Mons. Jaume Pujol Cuenta la leyenda que el fundador del budismo, Siddhartha Gautamà Buddha, era un príncipe de la India que vivía muy protegido, hasta el punto que —una vez que solicitó salir de palacio para conocer mundo— su padre ordenó que limpiaran las calles de cualquier visión desagradable que pudiera alcanzarle. Sin embargo, en aquellos días se topó con tres realidades que le provocaron una fuerte impresión: la vejez, la enfermedad y la muerte. Y cuando se hallaba más deprimido, descubrió la presencia de un anacoreta que le introdujo en el mundo de la meditación. Y en ella encontró remedio contra el dolor y también la paz de su espíritu.
En el cristianismo el sentido de la vida tiene una explicación trascendental: Dios nos ha creado a su imagen y semejanza para que, tras un tiempo en la tierra, podamos gozar de Él eternamente en el cielo. En ese tiempo de permanencia en el mundo no nos limpia las calles, no nos ahorra el esfuerzo, ni los contratiempos, ni la enfermedad, ni la ancianidad, ni la muerte. Pero nos da los medios —su ayuda, que nunca nos falta— para este recorrido.

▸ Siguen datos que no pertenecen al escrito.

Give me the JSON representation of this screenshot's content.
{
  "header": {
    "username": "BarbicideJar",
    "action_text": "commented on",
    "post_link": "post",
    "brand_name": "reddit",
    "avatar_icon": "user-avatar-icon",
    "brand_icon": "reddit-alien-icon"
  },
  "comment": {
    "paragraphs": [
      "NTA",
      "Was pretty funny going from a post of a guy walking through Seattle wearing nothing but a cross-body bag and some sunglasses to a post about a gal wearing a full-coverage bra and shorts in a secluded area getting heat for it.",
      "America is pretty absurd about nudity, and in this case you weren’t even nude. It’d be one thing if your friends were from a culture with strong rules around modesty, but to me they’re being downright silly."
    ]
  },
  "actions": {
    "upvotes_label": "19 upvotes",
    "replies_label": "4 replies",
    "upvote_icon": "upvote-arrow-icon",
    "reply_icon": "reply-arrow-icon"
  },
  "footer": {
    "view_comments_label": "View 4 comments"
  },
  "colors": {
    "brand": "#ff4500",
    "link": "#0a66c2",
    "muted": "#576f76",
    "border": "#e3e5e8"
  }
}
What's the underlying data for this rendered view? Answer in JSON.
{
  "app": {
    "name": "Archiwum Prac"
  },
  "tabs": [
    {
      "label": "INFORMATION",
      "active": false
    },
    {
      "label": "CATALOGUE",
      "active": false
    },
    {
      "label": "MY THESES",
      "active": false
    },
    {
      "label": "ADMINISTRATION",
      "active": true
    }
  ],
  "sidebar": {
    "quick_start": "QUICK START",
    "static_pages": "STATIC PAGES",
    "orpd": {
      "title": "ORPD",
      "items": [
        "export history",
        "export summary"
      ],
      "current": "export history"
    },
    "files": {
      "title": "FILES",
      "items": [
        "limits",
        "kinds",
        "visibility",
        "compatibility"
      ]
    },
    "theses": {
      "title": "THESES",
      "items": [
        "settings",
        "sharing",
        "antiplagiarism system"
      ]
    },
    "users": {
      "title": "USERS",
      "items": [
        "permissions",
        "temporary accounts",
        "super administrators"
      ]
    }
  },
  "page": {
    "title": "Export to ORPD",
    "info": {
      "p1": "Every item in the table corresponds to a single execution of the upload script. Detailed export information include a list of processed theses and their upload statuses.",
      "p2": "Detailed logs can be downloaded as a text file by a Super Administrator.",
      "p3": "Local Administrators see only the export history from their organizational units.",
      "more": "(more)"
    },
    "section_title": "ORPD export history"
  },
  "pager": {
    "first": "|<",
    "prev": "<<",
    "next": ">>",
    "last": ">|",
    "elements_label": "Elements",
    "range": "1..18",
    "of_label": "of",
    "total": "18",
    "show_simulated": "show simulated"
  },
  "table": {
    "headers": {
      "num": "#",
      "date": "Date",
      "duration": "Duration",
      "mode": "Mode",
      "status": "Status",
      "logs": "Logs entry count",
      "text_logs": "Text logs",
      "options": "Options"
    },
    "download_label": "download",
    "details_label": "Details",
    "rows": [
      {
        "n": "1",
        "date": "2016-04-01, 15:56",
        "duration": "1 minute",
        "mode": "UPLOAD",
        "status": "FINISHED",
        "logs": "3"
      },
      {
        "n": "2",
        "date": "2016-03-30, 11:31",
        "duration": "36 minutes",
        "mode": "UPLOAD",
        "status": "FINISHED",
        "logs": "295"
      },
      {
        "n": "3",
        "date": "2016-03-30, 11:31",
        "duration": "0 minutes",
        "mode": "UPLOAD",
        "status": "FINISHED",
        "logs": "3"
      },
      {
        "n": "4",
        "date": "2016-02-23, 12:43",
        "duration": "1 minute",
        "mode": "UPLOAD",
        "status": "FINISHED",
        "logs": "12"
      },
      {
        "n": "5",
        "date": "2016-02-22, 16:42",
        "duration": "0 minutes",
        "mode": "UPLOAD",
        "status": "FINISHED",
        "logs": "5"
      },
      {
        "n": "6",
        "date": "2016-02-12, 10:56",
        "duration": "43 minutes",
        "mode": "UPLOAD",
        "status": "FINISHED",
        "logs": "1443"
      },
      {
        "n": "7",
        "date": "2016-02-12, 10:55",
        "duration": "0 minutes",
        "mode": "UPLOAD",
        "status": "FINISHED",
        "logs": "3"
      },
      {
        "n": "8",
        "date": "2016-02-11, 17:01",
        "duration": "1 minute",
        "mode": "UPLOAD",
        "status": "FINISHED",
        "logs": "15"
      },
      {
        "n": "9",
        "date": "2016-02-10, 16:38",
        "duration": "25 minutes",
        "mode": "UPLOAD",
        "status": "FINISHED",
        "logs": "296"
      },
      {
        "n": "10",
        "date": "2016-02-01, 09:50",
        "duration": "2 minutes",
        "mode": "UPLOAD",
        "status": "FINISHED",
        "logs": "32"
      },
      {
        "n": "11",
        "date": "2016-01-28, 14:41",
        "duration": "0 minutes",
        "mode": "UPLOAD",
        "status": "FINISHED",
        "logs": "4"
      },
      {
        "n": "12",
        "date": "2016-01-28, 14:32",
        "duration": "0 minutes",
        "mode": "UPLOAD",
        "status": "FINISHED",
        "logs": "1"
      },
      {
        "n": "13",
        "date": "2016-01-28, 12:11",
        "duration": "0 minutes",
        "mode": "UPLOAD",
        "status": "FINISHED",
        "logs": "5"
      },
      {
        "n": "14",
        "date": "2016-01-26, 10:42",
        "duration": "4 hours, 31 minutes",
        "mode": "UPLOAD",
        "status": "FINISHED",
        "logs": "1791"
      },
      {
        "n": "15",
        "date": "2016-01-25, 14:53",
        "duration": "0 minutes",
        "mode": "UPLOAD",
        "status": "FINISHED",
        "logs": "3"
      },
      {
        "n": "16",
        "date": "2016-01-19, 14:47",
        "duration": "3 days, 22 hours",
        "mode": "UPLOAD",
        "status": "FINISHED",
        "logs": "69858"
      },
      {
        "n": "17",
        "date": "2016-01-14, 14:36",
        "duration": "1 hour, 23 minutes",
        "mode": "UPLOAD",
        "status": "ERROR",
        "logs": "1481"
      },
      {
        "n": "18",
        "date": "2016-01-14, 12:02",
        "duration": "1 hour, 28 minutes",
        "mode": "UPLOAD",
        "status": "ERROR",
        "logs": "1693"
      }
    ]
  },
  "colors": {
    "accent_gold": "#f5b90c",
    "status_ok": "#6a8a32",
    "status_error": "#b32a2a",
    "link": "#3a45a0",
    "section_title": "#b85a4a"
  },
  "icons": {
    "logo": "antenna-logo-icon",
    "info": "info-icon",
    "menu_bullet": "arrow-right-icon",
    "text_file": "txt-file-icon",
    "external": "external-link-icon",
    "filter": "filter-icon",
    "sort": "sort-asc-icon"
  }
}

La institución del sacerdocio, como puente entre Dios y los hombres y la fundación de la Iglesia, que prolonga la vida de Cristo en la tierra, son medios que Dios dispuso para ayudarnos en ese camino. La Iglesia no es una invención humana, por elevada que esta fuera, sino una voluntad divina que tuvo su punto de partida en la confesión de Cesárea, cuando Cristo mismo coloca a Pedro como piedra angular y cabeza de los apóstoles de una sociedad que prevalecerá hasta el final de los tiempos. Los obispos tenemos como título primordial ser sucesores de los apóstoles y la Iglesia diocesana es la misma Iglesia universal constituida habitualmente en cada territorio para aglutinar a una comunidad de fieles.
Esta Iglesia diocesana tiene a su cuidado, sin embargo, no sólo a la comunidad cristiana, sino a cualquier persona que pueda necesitar de sus servicios. En ese sentido la Jornada de la Iglesia Diocesana, que se celebra este 18 de noviembre, tiene un lema explícito: “La Iglesia contribuye a una sociedad mejor”. En efecto, es una experiencia cotidiana —manifestada a través de las parroquias, de los centros religiosos, de los colegios y locales de asistencia social— el que la Iglesia cuide de visitar a ancianos y enfermos, atienda sacramentalmente a todos los que lo desean desde el bautismo hasta la muerte y socorra a los pobres, a los indigentes sin techo, a las madres solteras que necesitan solidaridad para poder tener un hijo, a las personas solas, quizá las más vulnerables…
Como segundo lema de la Jornada figura: “Ayuda a tu parroquia, ganamos todos”. Apelo a hacer de este lema una realidad. Las diversas iniciativas pastorales de la Iglesia diocesana necesitan de esos brazos que son las parroquias para abrazar a todas las personas, en especial a las más necesitadas.